[OpenAFS-devel] fileserver deadlocks after internal error in callback.c

Rainer Toebbicke rtb@pclella.cern.ch
Mon, 14 Apr 2003 14:34:11 +0200


This is a multi-part message in MIME format.
--------------040401050305060302090505
Content-Type: text/plain; charset=us-ascii; format=flowed
Content-Transfer-Encoding: 7bit

If the (pthreaded-) fileserver encounters an internal error in the callback 
structures, it'll call ShutDown() (callback.c). Same for certain situations in 
host.c.

In most cases ShutDown() is called with the H_LOCK lock held, and will 
eventually call PrintCounters(). This in turn calls routines that acquire all 
sorts of locks, in particular H_LOCK in h_GetWorkStats(), at which point a 
deadlock situation arises.

Generally speaking relying on the correctness of too many internal structures 
is unhealthy once it becomes obvious that something is wrong to a point that 
you're ready to give up completely.

The attached patch modifies callback.c to call ShutDownAndCore(PANIC) instead 
of simply ShutDown *and* skips calling PrintCounters() when 'dopanic' is set.

-- 
=-=-=-=-=-=-=-=-=-=-=-=-=-=-=-=-=-=-=-=-=-=-=-=-=-=-=-=-=-=-=-=-=-=-=-=-=-=-=
Rainer Toebbicke        http://cern.ch/~rtb         rtb@mail.cern.ch  O__
European Laboratory for Particle Physics(CERN) - Geneva, Switzerland   > |
Phone: +41 22 767 8985       Fax: +41 22 767 7155                     ( )\( )

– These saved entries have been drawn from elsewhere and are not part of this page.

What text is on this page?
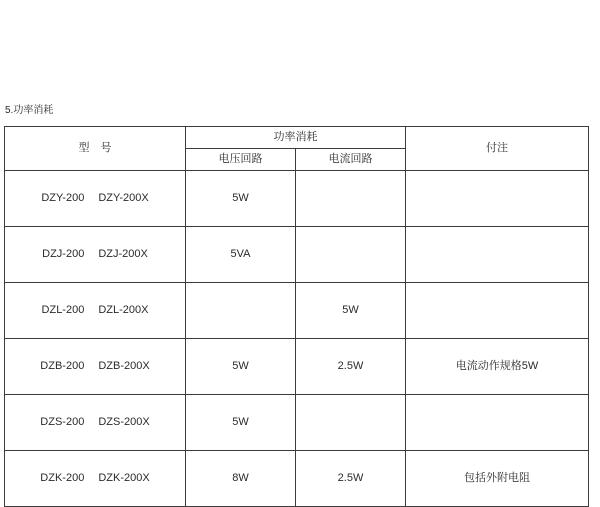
5.功率消耗
型　号	功率消耗		付注
	电压回路	电流回路	

DZY-200 DZY-200X	5W		

DZJ-200 DZJ-200X	5VA		

DZL-200 DZL-200X		5W	

DZB-200 DZB-200X	5W	2.5W	电流动作规格5W

DZS-200 DZS-200X	5W		

DZK-200 DZK-200X	8W	2.5W	包括外附电阻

--------------040401050305060302090505
Content-Type: text/plain;
 name="p_PanicNoDeadlock"
Content-Transfer-Encoding: 7bit
Content-Disposition: inline;
 filename="p_PanicNoDeadlock"

*** openafs/src/viced/viced.c.org	Mon Feb 10 10:31:51 2003
--- openafs/src/viced/viced.c	Fri Apr 11 10:21:36 2003
***************
*** 874,880 ****
      }
  #endif
      DFlush();
!     PrintCounters();
  
      /* do not allows new reqests to be served from now on, all new requests
         are returned with an error code of RX_RESTARTING ( transient failure ) */
--- 874,880 ----
      }
  #endif
      DFlush();
!     if (!dopanic) PrintCounters();
  
      /* do not allows new reqests to be served from now on, all new requests
         are returned with an error code of RX_RESTARTING ( transient failure ) */
*** openafs/src/viced/callback.c.org	Thu Mar 27 14:30:05 2003
--- openafs/src/viced/callback.c	Fri Apr 11 10:26:49 2003
***************
*** 443,449 ****
  	assert(0);
  	ViceLog(0,("CDel: Internal Error -- shutting down: wanted %d from %d, now at %d\n",cbi,fe->firstcb,*cbp));
  	DumpCallBackState();
! 	ShutDown();
        }
      }
      CDelPtr(fe, cbp);
--- 443,449 ----
  	assert(0);
  	ViceLog(0,("CDel: Internal Error -- shutting down: wanted %d from %d, now at %d\n",cbi,fe->firstcb,*cbp));
  	DumpCallBackState();
! 	ShutDownAndCore(PANIC);
        }
      }
      CDelPtr(fe, cbp);
***************
*** 493,499 ****
  	if (safety > cbstuff.nblks) {
  	  ViceLog(0,("FindCBPtr: Internal Error -- shutting down.\n"));
  	  DumpCallBackState();
! 	  ShutDown();
  	}
  	cb = itocb(*cbp);
  	if (cb->hhead == hostindex)
--- 493,499 ----
  	if (safety > cbstuff.nblks) {
  	  ViceLog(0,("FindCBPtr: Internal Error -- shutting down.\n"));
  	  DumpCallBackState();
! 	  ShutDownAndCore(PANIC);
  	}
  	cb = itocb(*cbp);
  	if (cb->hhead == hostindex)
***************
*** 696,702 ****
  	if (safety > cbstuff.nblks) {
  	  ViceLog(0,("AddCallBack1: Internal Error -- shutting down.\n"));
  	  DumpCallBackState();
! 	  ShutDown();
  	}
  	if (cb->hhead == h_htoi(host))
  	    break;
--- 696,702 ----
  	if (safety > cbstuff.nblks) {
  	  ViceLog(0,("AddCallBack1: Internal Error -- shutting down.\n"));
  	  DumpCallBackState();
! 	  ShutDownAndCore(PANIC);
  	}
  	if (cb->hhead == h_htoi(host))
  	    break;
***************
*** 1443,1449 ****
  		if (ntimedout > cbstuff.nblks) {
  		  ViceLog(0,("CCB: Internal Error -- shutting down...\n"));
  		  DumpCallBackState();
! 		  ShutDown();
  		}
  	    } while (cbi != *thead);
  	    *thead = 0;
--- 1443,1449 ----
  		if (ntimedout > cbstuff.nblks) {
  		  ViceLog(0,("CCB: Internal Error -- shutting down...\n"));
  		  DumpCallBackState();
! 		  ShutDownAndCore(PANIC);
  		}
  	    } while (cbi != *thead);
  	    *thead = 0;

--------------040401050305060302090505--